Words by Lucy Brook
Photography by Justin Chung

Hamish Smyth, Order

Brooklyn, NY

In 2012, when Hamish Smyth was working at the design firm Pentagram, he and a colleague, Jesse Reed, were searching for something in the office basement. The building on Madison Avenue was a treasure trove of design and typography resources, and although he didn’t find what he was looking for, Smyth did discover something else: a binder containing the original graphics standards manual for New York City Transit Authority. Created by renowned designers Massimo Vignelli and Bob Noorda in 1970, the manual set the terms for the signage system developed to bring order and consistency to the subway.
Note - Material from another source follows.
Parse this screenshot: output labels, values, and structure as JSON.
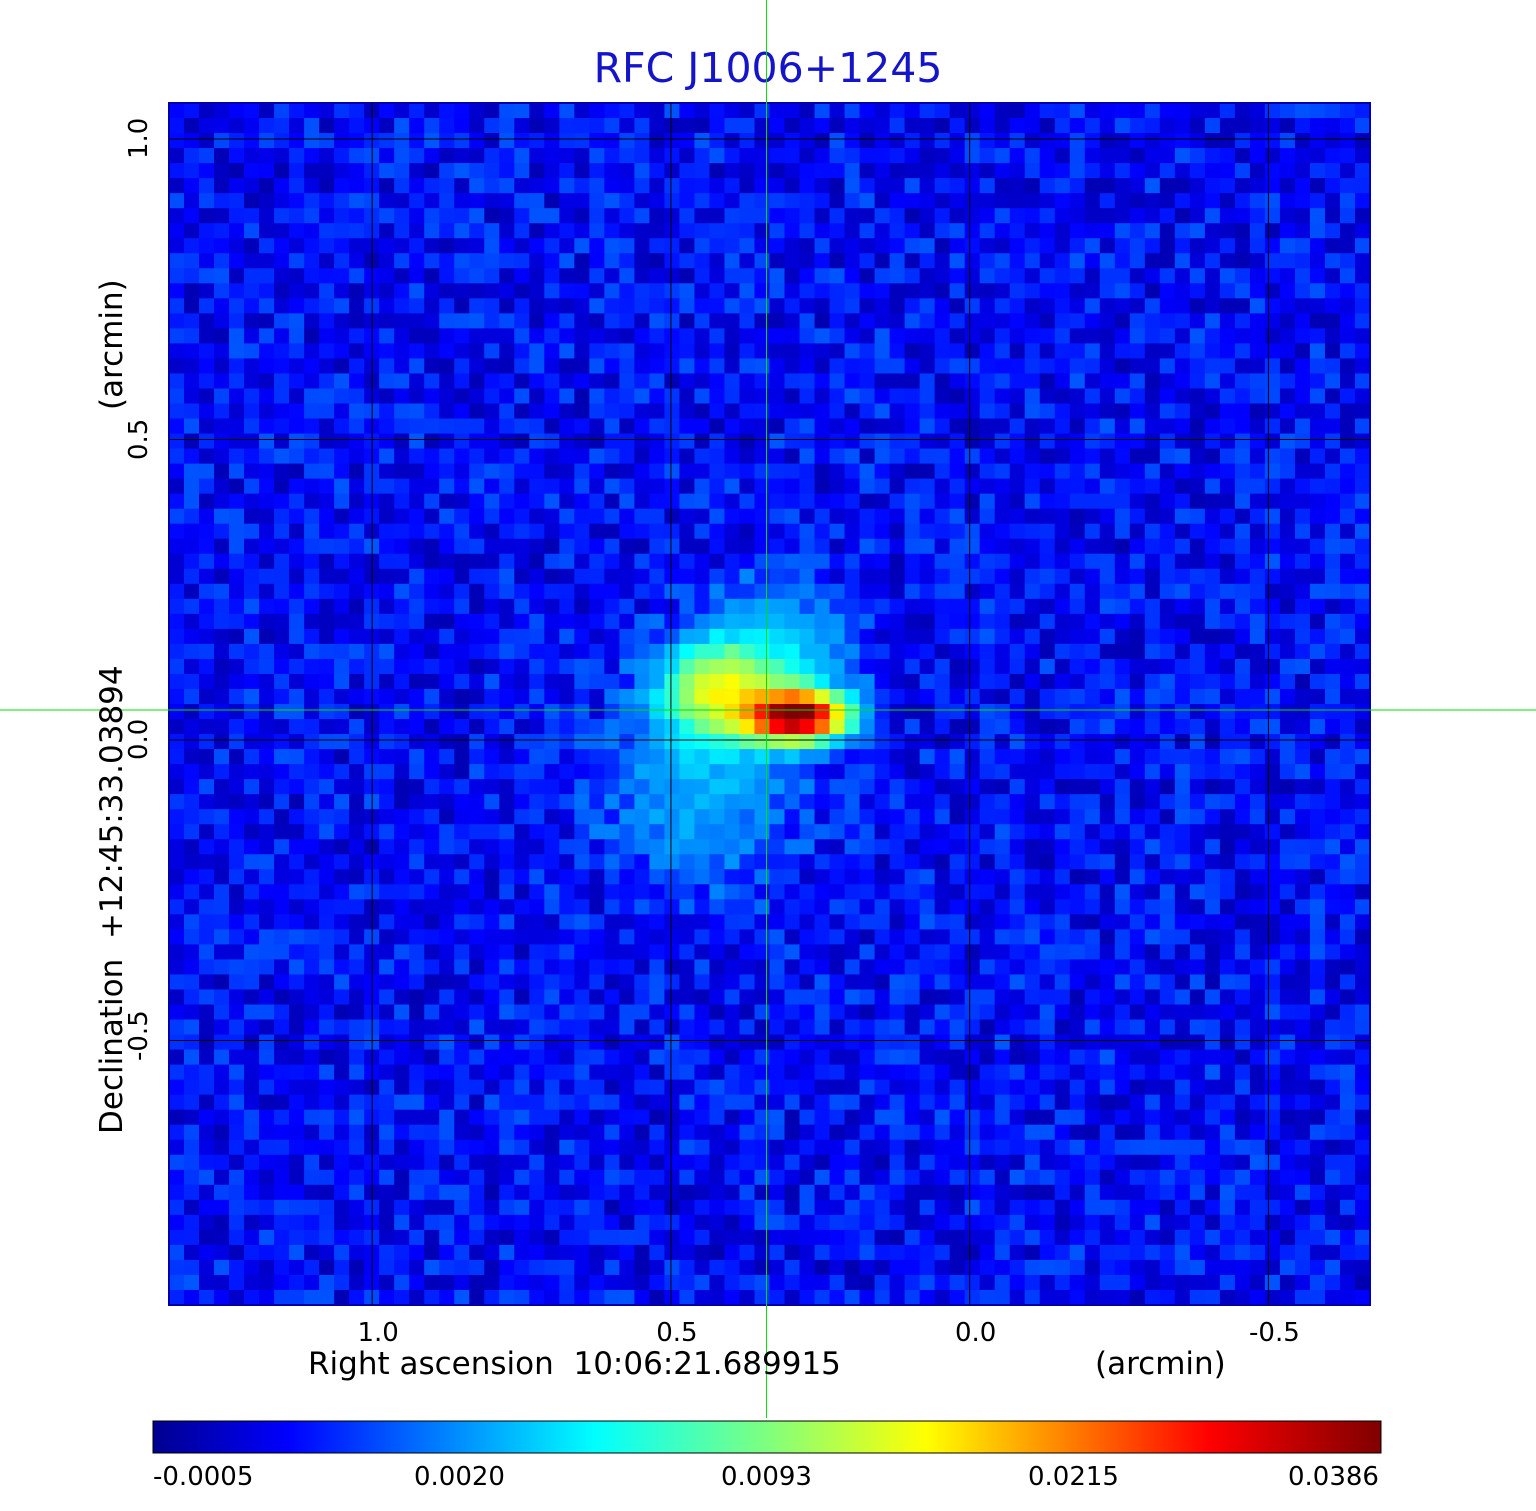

Minor tweaks aside, the system persists today.
Two years later, Smyth and Reed launched a Kickstarter campaign—spearheaded by Smyth’s girlfriend Alex—to reissue the manual. They set a goal of $108,000 to cover a print run of 1000 copies. When Smyth left for the office that morning, around 400 people had backed the campaign. “By 10am, the time people were getting down to work, the notifications started going ‘Cha-ching! Cha-ching! Cha-ching!’” Smyth laughs. They raised $250,000 before lunch, and more than $800,000 over the course of a month. “Nobody expected it, least of all us.”